It’s that magical time of year again: snow is falling, stores are filled with shoppers, and icicles are glistening on the eaves. Or, if you’re like me, you live in LA, still wear shorts every day, and do all of your Christmas shopping online, making this time of year nearly indistinguishable from any other.

Never fear: these irresistibly catchy Christmas songs from years past are guaranteed to provide a much-needed infusion of holiday spirit. Failing that, it’s never too early to start hitting the eggnog.

“Something About Christmas Time” – Bryan Adams (1985)

Okay, it’s up for debate whether the word “rock” can really be applied to Bryan Adams, but I certainly don’t smooth-jazz out to this song. (I don’t dad-music or guy-in-turtleneck-music out to it, either, for that matter, so “rock” will have to do.) Furthermore, Mr. Hot Shit, Bryan Adams played this song for the Pope at the Vatican in 2001. If it was good enough for John Paul II, it’s good enough for you.

“Christmas Is The Time To Say I Love You” – Billy Squier (1981)

“Christmas Is The Time To Say I Love You,” or “CITTTSILY” as it shall be known henceforth, was the B-side to a little record called “My Kinda Lover,” known henceforth as “The Best Billy Squier Song of All Time, And Yes, That Includes ‘The Stroke’.” Christmas songs of the rock persuasion don’t come much more cheerful than “CITTTSILY.” The cheer level is off the charts, in fact, far beyond levels documented by either rock scientists or cheer scientists.

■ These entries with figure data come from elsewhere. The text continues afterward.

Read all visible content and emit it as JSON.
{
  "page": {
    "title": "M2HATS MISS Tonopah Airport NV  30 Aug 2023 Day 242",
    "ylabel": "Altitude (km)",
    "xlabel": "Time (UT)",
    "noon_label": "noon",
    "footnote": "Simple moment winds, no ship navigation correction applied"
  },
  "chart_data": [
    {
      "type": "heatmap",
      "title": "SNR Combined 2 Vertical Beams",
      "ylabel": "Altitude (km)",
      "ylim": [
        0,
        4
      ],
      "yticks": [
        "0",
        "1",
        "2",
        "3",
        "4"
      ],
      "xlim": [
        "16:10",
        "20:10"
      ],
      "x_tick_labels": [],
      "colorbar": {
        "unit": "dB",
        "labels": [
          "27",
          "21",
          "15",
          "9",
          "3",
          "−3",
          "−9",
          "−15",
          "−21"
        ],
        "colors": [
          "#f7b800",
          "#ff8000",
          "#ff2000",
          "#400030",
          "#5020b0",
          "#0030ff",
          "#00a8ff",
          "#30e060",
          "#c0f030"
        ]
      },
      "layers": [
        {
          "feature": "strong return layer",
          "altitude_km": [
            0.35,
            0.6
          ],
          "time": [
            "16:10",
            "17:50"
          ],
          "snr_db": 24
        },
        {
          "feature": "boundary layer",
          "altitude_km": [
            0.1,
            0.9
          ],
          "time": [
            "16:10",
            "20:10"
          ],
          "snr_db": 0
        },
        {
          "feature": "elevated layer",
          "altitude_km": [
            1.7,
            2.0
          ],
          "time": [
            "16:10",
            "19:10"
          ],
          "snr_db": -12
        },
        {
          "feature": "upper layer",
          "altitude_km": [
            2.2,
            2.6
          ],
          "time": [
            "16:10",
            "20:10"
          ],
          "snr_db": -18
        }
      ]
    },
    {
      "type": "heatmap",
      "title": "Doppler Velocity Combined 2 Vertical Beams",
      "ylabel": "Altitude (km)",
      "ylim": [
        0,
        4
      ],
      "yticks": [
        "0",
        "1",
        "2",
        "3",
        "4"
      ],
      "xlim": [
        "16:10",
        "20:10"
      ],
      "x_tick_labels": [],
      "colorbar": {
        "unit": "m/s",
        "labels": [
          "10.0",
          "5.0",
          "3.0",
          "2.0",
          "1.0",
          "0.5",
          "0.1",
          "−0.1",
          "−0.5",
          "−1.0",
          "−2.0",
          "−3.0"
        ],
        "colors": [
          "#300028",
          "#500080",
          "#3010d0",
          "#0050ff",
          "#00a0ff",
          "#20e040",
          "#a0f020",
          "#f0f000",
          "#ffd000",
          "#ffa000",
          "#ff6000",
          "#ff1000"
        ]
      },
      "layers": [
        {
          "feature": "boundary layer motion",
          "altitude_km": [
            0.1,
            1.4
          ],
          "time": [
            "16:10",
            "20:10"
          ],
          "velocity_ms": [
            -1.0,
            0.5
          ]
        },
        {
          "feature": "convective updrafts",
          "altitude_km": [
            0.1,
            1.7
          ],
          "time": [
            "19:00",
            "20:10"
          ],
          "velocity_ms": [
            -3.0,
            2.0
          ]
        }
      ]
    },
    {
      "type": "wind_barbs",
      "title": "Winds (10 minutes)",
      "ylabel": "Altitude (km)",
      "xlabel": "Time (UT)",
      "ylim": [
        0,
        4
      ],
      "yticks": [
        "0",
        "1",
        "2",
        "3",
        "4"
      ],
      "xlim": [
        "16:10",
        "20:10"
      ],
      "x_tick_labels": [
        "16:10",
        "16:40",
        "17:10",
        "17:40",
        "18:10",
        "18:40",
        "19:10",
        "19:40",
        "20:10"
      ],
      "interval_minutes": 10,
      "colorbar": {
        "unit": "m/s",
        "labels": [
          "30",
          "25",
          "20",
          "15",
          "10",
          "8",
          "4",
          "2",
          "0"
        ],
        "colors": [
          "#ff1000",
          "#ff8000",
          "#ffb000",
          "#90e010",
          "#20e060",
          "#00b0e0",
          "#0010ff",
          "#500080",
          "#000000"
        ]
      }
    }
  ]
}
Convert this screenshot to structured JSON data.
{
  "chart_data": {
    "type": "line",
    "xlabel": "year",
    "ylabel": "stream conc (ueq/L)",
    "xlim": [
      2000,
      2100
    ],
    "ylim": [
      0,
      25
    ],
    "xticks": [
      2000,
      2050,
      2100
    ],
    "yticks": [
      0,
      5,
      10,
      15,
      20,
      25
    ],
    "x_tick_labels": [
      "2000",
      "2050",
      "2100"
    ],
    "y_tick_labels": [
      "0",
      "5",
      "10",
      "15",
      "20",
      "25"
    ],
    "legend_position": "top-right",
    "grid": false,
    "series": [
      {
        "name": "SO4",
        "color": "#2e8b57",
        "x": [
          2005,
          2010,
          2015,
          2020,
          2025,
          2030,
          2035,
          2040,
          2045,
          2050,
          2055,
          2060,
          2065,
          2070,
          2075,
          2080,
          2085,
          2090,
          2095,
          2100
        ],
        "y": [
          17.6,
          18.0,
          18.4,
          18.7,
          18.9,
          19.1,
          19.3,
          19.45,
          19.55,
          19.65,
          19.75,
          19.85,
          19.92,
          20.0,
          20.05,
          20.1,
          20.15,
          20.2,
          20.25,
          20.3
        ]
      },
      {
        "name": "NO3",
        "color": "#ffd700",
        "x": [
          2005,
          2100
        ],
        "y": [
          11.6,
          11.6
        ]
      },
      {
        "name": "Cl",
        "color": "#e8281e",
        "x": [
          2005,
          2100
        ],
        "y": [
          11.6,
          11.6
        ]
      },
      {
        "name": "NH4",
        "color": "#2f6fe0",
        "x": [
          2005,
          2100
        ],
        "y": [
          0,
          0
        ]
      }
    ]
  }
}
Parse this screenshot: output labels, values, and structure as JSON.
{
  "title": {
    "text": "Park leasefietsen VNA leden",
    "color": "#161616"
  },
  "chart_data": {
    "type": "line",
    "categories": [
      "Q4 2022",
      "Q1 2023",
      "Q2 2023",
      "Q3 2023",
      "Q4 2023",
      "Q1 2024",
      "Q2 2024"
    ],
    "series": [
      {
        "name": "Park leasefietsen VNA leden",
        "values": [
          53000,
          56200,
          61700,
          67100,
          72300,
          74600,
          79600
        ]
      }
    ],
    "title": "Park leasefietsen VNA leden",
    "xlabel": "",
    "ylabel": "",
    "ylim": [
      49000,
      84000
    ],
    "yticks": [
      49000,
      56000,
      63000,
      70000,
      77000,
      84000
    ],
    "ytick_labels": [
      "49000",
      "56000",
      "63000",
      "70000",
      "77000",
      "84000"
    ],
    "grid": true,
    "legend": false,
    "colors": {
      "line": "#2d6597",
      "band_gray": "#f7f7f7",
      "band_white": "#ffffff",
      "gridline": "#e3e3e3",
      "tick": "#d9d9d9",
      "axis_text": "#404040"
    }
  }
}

Be sure to check out the video. It’s pretty much the 1981 MTV’s-first-Christmas version of The Lawrence Welk Show, starring Billy Squier.

“Christmastime” – The Smashing Pumpkins (1997)

“The world is a vampire,” Billy Corgan once sang in all seriousness. Two years later, he released “Christmastime,” next to which Clay Aiken sounds like Slayer. This song is so gentle, you could rinse your baby’s eyes with it. I’m not saying the song is soft, but goosedown stuffs its pillow with “Christmastime.” It’s a sincere ode to that most joyous of holiday moments: Christmas morning, around the tree, hopped up on candy canes and knee-deep in loot. The lesson here is that if ’90s-era Billy Corgan could go soft over Christmas, then the rest of us shouldn’t feel bad about it, either. I mean, is that a recorder solo, or…?

“Do They Know It’s Christmas?” – Band Aid (1984)

“Do They Know It’s Christmas?” was written and organized by The Boomtown Rats’ Bob Geldof to benefit famine relief in Ethiopia, but if you ask me, its video is the true gift to humanity. I mean, the blazer on Simon Le Bon alone is enough to make me believe in the redeeming power of  Christ.

As a kid, the part that always got to me was Bono’s “Well, tonight thank God it’s them instead of you.” How chilling! By the early-2000s, I’d grown tired of being admonished by Bono over the radio (seriously, Bono? re: “Stuck in A Moment”? Why don’t you get yourself together?), but at the time, the effect really hit home.

“Do They Know It’s Christmas?” is my favorite Christmas song. There, I said it. I’m a total Scrooge, but I get choked up listening to this song at least once every Christmas season. Which is funny, because I don’t even care about famine relief!

“Last Christmas” – Wham! (1984)

This is a great Christmas song, but what’s even more notable is that it debuted in 1984, the same Christmas season as “Do They Know It’s Christmas?” In the UK, “Do They Know It’s Christmas?” went to #1, and “Last Christmas,” released as a double A-side with “Everything She Wants,” was a close #2 for most of the Christmas season. It subsequently became the biggest-selling single in the UK never to reach #1.

The ass-kicker? Remember the Ethiopian famine that Band Aid was benefitting? Wham! decided to join the party, donating all of their royalties from “Last Christmas/Everything She Wants” to Ethiopian famine relief as well, and their royalties exceeded those of “Do They Know It’s Christmas?” I’d say, “Take that, Band Aid!” except that Wham! was part of Band Aid, which actually makes a lot of sense.

If these tunes don’t put you in the holiday spirit, then you might need more serious intervention. Take The Carpenters’ Christmas Portrait and call me in the morning.